The federal government has advised all social gatherings to be fewer than 500 people and for all international arrivals to the country to self-isolate for 14 days.
Globally, young people have been slammed for crowding bars, restaurants and gathering in large numbers despite health warnings not to do so.
U.S. politician Alexandria Ocasio-Cortez pleaded for young people in New York City to eat meals at home as the country grappled with surging cases of coronavirus.
NYC also announced restaurants, movie theatres and concert halls would be shut down to combat the virus.
"To everyone in NYC but ESPECIALLY healthy people & people under 40 ... PLEASE stop crowding bars, restaurants, and public spaces right now," Cortez wrote on Twitter.
"Eat your meals at home. If you are healthy, you could be spreading COVID."
Italy's Prime Minister Giuseppe Conte also criticised young Italians for gathering at night during the health crisis.

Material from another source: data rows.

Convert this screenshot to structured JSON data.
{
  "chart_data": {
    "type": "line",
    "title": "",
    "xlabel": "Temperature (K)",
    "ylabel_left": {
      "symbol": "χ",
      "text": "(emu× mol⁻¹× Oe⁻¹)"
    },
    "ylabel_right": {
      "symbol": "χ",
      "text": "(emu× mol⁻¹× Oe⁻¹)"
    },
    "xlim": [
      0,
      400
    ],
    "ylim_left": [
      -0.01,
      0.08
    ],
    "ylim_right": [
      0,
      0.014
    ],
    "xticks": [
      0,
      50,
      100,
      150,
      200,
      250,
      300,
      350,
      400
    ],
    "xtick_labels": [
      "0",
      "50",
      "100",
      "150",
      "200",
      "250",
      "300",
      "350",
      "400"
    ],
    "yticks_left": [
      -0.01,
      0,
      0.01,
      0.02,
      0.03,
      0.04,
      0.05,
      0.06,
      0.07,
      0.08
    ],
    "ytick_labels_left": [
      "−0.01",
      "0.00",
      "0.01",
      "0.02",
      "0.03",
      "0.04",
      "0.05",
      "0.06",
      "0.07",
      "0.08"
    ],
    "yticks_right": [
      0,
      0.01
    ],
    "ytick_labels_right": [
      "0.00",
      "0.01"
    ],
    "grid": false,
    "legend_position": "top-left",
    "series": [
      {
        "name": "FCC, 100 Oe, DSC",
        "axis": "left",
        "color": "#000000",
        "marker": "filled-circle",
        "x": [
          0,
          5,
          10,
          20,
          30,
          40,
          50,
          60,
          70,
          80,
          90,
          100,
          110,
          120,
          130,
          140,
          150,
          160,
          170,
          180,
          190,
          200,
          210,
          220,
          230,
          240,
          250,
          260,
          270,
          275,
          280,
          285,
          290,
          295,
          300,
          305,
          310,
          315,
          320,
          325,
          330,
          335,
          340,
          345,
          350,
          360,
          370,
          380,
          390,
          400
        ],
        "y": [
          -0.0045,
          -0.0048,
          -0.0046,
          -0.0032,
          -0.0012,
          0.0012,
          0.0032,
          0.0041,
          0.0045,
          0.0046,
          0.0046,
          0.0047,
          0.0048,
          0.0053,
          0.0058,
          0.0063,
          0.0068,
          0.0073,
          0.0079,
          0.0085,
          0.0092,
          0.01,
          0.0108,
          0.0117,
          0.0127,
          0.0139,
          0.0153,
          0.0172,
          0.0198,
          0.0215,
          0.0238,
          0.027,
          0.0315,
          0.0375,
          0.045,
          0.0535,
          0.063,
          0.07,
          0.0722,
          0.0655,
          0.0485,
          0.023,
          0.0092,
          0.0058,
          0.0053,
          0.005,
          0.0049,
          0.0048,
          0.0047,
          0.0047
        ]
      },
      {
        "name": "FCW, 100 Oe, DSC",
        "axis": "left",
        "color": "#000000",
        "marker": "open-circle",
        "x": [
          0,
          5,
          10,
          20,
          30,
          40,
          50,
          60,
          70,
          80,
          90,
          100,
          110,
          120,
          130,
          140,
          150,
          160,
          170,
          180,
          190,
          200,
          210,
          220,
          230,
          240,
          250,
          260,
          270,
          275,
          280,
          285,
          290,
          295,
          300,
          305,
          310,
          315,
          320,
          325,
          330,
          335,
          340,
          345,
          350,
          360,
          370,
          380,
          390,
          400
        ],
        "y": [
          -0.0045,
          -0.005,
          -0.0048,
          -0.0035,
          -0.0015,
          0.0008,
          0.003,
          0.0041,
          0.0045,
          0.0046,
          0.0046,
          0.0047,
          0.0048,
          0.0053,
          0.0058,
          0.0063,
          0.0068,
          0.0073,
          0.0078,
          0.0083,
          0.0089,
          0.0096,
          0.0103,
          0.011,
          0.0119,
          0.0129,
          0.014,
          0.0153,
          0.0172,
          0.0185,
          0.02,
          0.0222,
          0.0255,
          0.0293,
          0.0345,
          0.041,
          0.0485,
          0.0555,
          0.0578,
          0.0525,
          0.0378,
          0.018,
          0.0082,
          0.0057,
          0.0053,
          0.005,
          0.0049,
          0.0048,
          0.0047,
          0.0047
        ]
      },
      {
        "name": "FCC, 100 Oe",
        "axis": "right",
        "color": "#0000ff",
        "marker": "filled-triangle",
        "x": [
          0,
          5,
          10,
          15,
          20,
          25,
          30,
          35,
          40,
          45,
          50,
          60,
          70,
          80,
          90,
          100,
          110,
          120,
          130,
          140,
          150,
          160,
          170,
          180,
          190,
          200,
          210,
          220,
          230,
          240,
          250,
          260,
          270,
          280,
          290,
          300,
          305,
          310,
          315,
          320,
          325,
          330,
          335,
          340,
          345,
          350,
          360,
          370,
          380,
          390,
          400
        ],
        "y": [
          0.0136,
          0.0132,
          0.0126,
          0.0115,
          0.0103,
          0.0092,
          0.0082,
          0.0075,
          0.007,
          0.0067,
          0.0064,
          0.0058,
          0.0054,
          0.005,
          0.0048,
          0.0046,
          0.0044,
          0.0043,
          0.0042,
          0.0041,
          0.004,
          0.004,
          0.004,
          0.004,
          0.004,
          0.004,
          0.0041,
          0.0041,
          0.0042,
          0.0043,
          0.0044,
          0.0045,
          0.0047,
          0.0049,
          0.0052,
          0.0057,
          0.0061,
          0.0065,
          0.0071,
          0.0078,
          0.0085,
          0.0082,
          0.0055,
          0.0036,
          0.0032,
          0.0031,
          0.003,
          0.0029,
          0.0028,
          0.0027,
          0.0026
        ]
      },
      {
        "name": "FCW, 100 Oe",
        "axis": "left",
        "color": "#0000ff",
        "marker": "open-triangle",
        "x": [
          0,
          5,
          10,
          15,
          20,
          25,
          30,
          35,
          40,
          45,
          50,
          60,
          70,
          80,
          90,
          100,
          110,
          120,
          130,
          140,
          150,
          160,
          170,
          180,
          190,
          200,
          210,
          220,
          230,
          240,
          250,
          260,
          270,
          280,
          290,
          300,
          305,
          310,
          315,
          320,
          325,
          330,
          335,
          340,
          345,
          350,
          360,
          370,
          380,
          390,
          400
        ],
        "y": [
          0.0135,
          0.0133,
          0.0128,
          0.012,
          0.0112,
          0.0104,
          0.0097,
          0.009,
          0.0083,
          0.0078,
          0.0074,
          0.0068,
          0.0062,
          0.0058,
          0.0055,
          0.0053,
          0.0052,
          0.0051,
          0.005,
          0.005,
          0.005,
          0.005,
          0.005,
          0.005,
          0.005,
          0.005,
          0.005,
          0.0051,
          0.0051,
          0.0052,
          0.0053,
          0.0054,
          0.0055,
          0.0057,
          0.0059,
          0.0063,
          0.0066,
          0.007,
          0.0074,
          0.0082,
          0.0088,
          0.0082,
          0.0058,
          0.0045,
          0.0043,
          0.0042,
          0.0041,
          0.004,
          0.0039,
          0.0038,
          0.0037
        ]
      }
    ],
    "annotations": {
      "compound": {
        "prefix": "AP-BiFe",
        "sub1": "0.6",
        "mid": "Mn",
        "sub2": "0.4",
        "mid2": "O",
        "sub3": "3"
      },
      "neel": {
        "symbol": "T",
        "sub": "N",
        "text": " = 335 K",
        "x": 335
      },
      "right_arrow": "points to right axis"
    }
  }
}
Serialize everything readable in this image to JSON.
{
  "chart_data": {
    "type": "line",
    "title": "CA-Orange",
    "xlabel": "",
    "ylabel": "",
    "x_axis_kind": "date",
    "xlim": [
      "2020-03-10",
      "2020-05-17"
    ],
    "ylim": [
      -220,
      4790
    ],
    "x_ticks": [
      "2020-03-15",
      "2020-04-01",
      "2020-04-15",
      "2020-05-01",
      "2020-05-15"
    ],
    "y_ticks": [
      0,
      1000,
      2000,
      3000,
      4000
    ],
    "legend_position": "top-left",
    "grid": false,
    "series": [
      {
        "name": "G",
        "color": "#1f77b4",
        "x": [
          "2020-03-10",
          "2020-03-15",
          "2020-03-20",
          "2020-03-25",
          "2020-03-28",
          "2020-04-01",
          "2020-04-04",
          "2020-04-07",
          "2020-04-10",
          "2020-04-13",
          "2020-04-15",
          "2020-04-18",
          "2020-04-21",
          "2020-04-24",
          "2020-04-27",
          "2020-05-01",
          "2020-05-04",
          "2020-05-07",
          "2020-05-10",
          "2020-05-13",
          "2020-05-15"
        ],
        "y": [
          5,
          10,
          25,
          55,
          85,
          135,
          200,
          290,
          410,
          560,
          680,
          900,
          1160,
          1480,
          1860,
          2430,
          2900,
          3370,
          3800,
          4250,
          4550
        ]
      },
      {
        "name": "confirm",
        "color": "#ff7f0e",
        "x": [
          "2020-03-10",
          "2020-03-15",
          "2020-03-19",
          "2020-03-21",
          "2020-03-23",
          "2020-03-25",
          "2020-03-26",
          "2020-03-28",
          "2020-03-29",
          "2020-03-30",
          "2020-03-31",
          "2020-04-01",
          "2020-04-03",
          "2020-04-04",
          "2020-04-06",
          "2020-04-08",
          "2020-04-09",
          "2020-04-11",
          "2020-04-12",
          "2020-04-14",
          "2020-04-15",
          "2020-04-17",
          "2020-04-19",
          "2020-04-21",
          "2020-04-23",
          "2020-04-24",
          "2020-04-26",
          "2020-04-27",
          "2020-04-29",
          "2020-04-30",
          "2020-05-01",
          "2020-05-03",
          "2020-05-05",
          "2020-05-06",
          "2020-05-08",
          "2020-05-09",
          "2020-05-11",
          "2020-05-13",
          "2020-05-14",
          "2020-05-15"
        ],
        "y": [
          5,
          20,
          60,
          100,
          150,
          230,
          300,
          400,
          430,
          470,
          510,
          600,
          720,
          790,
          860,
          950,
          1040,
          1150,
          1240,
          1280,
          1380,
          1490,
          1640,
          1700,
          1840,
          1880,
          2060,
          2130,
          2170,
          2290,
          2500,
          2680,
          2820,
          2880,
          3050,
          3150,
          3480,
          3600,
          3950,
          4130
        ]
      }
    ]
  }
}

"This nightlife ... we can't allow this anymore. Our habits must change, must change now, we must all give up something for the good of Italy," he said.
However, Australia's Chief Medical Officer Brendan Murphy said on Sunday, while the situation is evolving, Australians should not avoid going to the gym, cinema or taking public transport.
NSW Health said people can prevent coronavirus by washing their hands with soap and water for 20 seconds, covering their nose and mouth with their elbow while coughing or sneezing, and avoiding contact with those with cold or flu-like symptoms.
The current health advice for Australians is people should only be tested if they have returned from overseas and show symptoms, or if they show symptoms after they've come into contact with someone who's been diagnosed with COVID-19.
10 daily has contacted The Department of Health and NSW Health for comment.